The edit option was similar to create, but there were mainly 3 branches. Each branch corresponded to a certain type. So it seems that there are 3 types of magic boxes, and the type confusion between them caused the information leak. Analyzing the edit function revealed that there are three forms of magic boxes, 'boom', 'S' and 'F'. boom is the default type, where 'S' and 'F' are in the following form.
```
struct magicBoxS {
unsigned long num1;
unsigned long num2;
unsigned long num3;
struct packedString name;
unsigned long num4;
unsigned long unk;
};
struct magicBoxF {
struct packedString name;
unsigned long num1;
unsigned long num2;
unsigned long num3;
unsigned long num4;
unsigned long unk;
};
```
This explains why a heap pointer was printed as int after doing magic 0x520. A char * was misidentified as an unsigned long. Then, I thought can I confuse an int to a char *? This would give us arbitrary read? And sure it was. After some trial and error, I could segfault the program by making it try to access the address 0xdeadbeef.

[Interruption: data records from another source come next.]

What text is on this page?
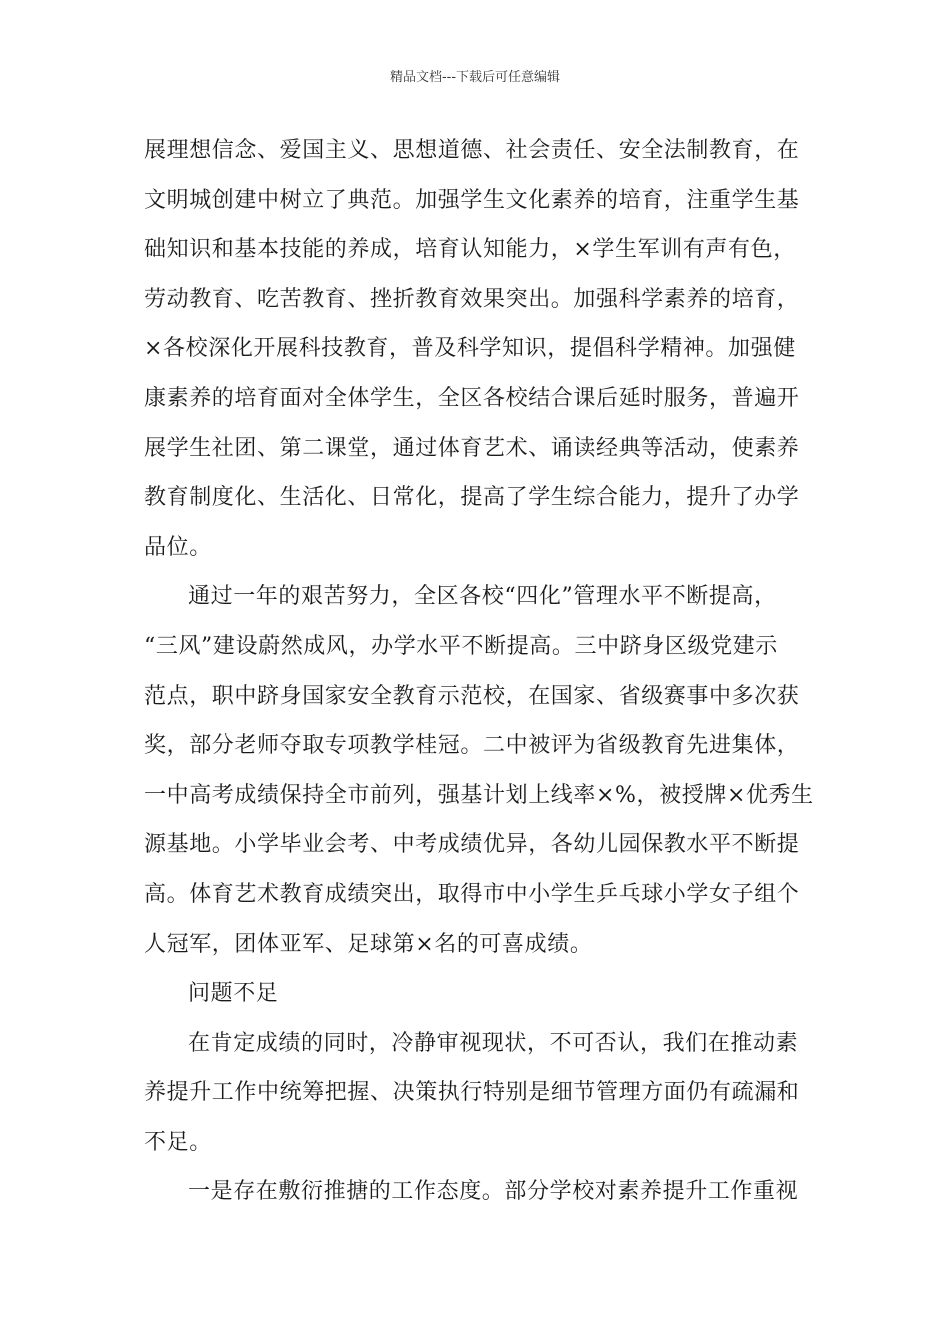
精品文档---下载后可任意编辑
展理想信念、爱国主义、思想道德、社会责任、安全法制教育，在
文明城创建中树立了典范。加强学生文化素养的培育，注重学生基
础知识和基本技能的养成，培育认知能力，×学生军训有声有色，
劳动教育、吃苦教育、挫折教育效果突出。加强科学素养的培育，
×各校深化开展科技教育，普及科学知识，提倡科学精神。加强健
康素养的培育面对全体学生，全区各校结合课后延时服务，普遍开
展学生社团、第二课堂，通过体育艺术、诵读经典等活动，使素养
教育制度化、生活化、日常化，提高了学生综合能力，提升了办学
品位。
通过一年的艰苦努力，全区各校“四化”管理水平不断提高，
“三风”建设蔚然成风，办学水平不断提高。三中跻身区级党建示
范点，职中跻身国家安全教育示范校，在国家、省级赛事中多次获
奖，部分老师夺取专项教学桂冠。二中被评为省级教育先进集体，
一中高考成绩保持全市前列，强基计划上线率×%，被授牌×优秀生
源基地。小学毕业会考、中考成绩优异，各幼儿园保教水平不断提
高。体育艺术教育成绩突出，取得市中小学生乒乓球小学女子组个
人冠军，团体亚军、足球第×名的可喜成绩。
问题不足
在肯定成绩的同时，冷静审视现状，不可否认，我们在推动素
养提升工作中统筹把握、决策执行特别是细节管理方面仍有疏漏和
不足。
一是存在敷衍推搪的工作态度。部分学校对素养提升工作重视
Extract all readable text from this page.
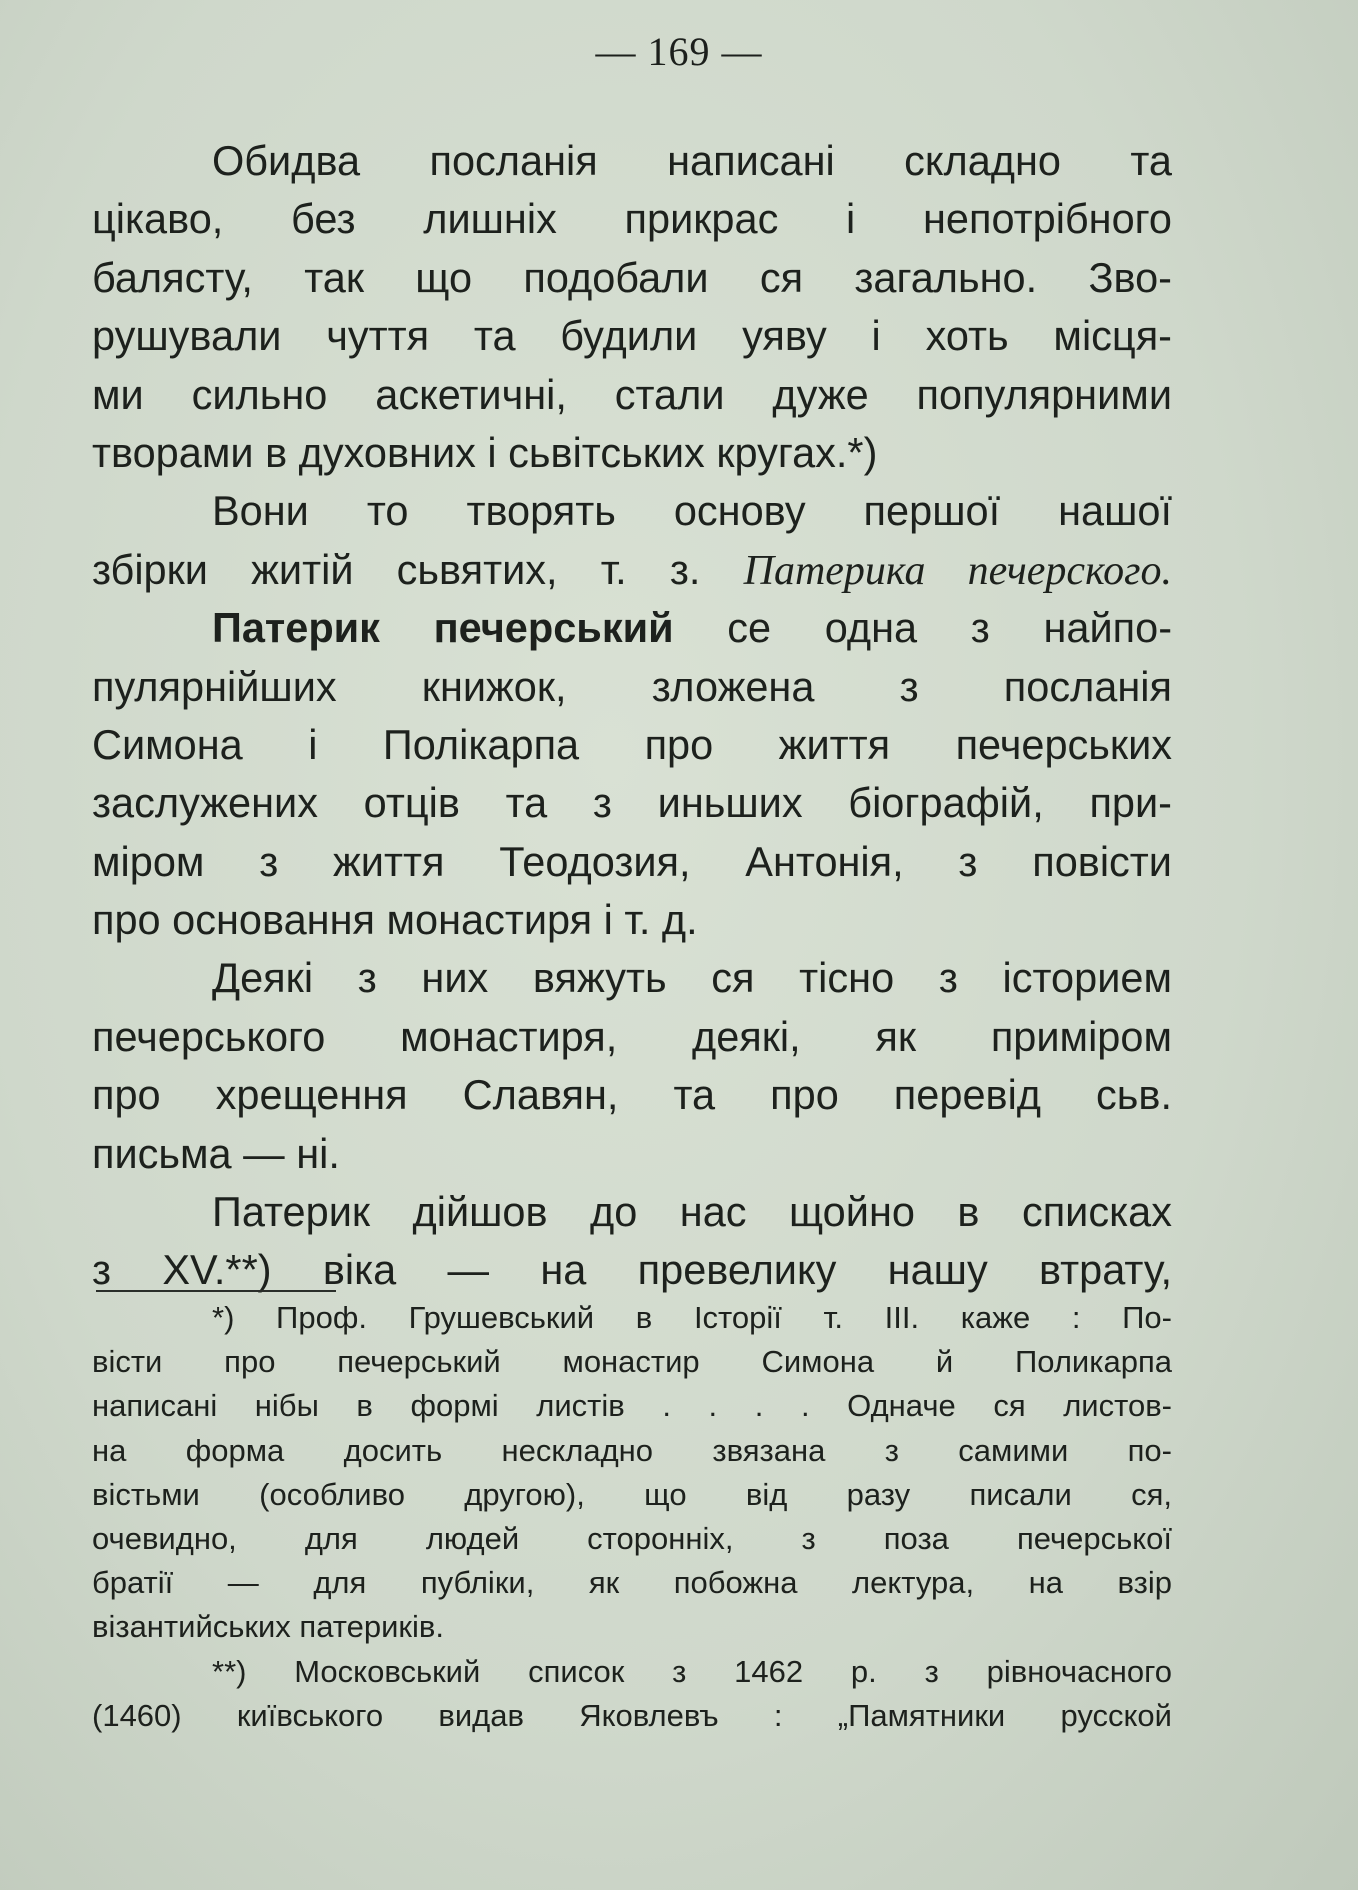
— 169 —
Обидва посланія написані складно та
цікаво, без лишніх прикрас і непотрібного
балясту, так що подобали ся загально. Зво-
рушували чуття та будили уяву і хоть місця-
ми сильно аскетичні, стали дуже популярними
творами в духовних і сьвітських кругах.*)
Вони то творять основу першої нашої
збірки житій сьвятих, т. з. Патерика печерского.
Патерик печерський се одна з найпо-
пулярнійших книжок, зложена з посланія
Симона і Полікарпа про життя печерських
заслужених отців та з иньших біографій, при-
міром з життя Теодозия, Антонія, з повісти
про основання монастиря і т. д.
Деякі з них вяжуть ся тісно з історием
печерського монастиря, деякі, як приміром
про хрещення Славян, та про перевід сьв.
письма — ні.
Патерик дійшов до нас щойно в списках
з XV.**) віка — на превелику нашу втрату,
*) Проф. Грушевський в Історії т. III. каже : По-
вісти про печерський монастир Симона й Поликарпа
написані нібы в формі листів . . . . Одначе ся листов-
на форма досить нескладно звязана з самими по-
вістьми (особливо другою), що від разу писали ся,
очевидно, для людей сторонніх, з поза печерської
братії — для публіки, як побожна лектура, на взір
візантийських патериків.
**) Московський список з 1462 р. з рівночасного
(1460) київського видав Яковлевъ : „Памятники русской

Afterwards, I scanned the heap to cause other leaks, and I found something like this:
```
F(93874519129536, 17,17,\x00\x00\x00\x00\x00\x00\x00\x00\x00\x00\x00\x00\x00\x00\x00\x00\x00\x00\x00\x00\x00\x00\x00\x00\x00\x00\x00\x00\x00\x00\x00\x00\x00\x00\x00\x00\x00\x00\x00\x00\x00\x00\x00\x00\x00\x00\x00\x00\x00\x00\x00\x00\x00\x00\x00\x00\x00\x00\x00\x00\x00\x00\x00\x00\x00\x00\x00\x00\x00\x00\x00\x00\x00\x00\x00\x00\x00\x00\x00\x00\x00\x00\x00\x00\x00\x00\x00\x00\x11\x04\x00\x00\x00\x00\x00\x00F(93874519129536, 17,17,create
2.show
3.edit
0x520~0x522.magic
4.exit
243d2000 rw-p 00000000 00:00 0
7f26243e9000-7f26243ea000 r--p 00027000 08:01 923645 /lib/x86_64-linux-gnu/ld-2.27.so
7f26243ea000-7f26243eb000 rw-p 00028000 08:01 923645 /lib/x86_64-linux-gnu/ld-2.27.so
7f26243eb000-7f26243ec000 rw-p 00000000 00:00 0
7ffce0515000-7ffce0536000 rw-p 00000000 00:00 0 [stack]
7ffce05a6000-7ffce05a9000 r--p 00000000 00:00 0 [vvar]
7ffce05a9000-7ffce05ab000 r-xp 00000000 00:00 0 [vdso]
ffffffffff600000-ffffffffff601000 r-xp 00000000 00:00 0 [vsyscall]
1 923696 /lib/x86_64-linux-gnu/libdl-2.27.so
7f26241c0000-7f26241c1000 r--p 00002000 08:01 923696 /lib/x86_64-linux-gnu/libdl-2.27.so
dl-2.27.so
7f26241c0000-7f26241c1000 r--p 00002000 08:01 923696 ,0)
You have a magic box.
```
What I see are contents printed to stdout and the contents of the file `/proc/self/maps`. I think I scanned the file read buffer of stdout and `/proc/self/maps`. (The former was probably opened due to an automatic routine in rust, as means to protect memory) Now I have the stack base address and ld-2.27.so's base address, but all the important stuff like **system** and **__free_hook** is in libc.so.6. So, I read the pointer of __libc_malloc from ld-2.27.so's malloc@got, and I got the libc base.
## Getting arbitrary write
I didn't do a full-analaysis of the binary and I couldn't figure out why some operations would cause a crash. I attached gdb to the process and observed the heap, and I found a sign of a double-free in tcache bins (This can be easily done by doing `p *tcache`) in gdb. Then I speculated that, every time I use a 'magic' what used to be the string is `freed`, right? Analyzing the magic further proved this to be true. Every time a magic is executed, the original object goes through the `core::ptr::real_drop_in_place` function, which is the rust equivalent to a c++ destructor call. Therefore, I have an arbitrary `free` primitive, which can be used to create an arbitrary write primitive very easily in tcache malloc. Since I have all leaks, I can overwrite __free_hook to system and execute arbitrary commands. Since the rust binary aborts when something not-sane gets inputed, I made the binary execute `ls -al; cat flag` instead of popping up a shell.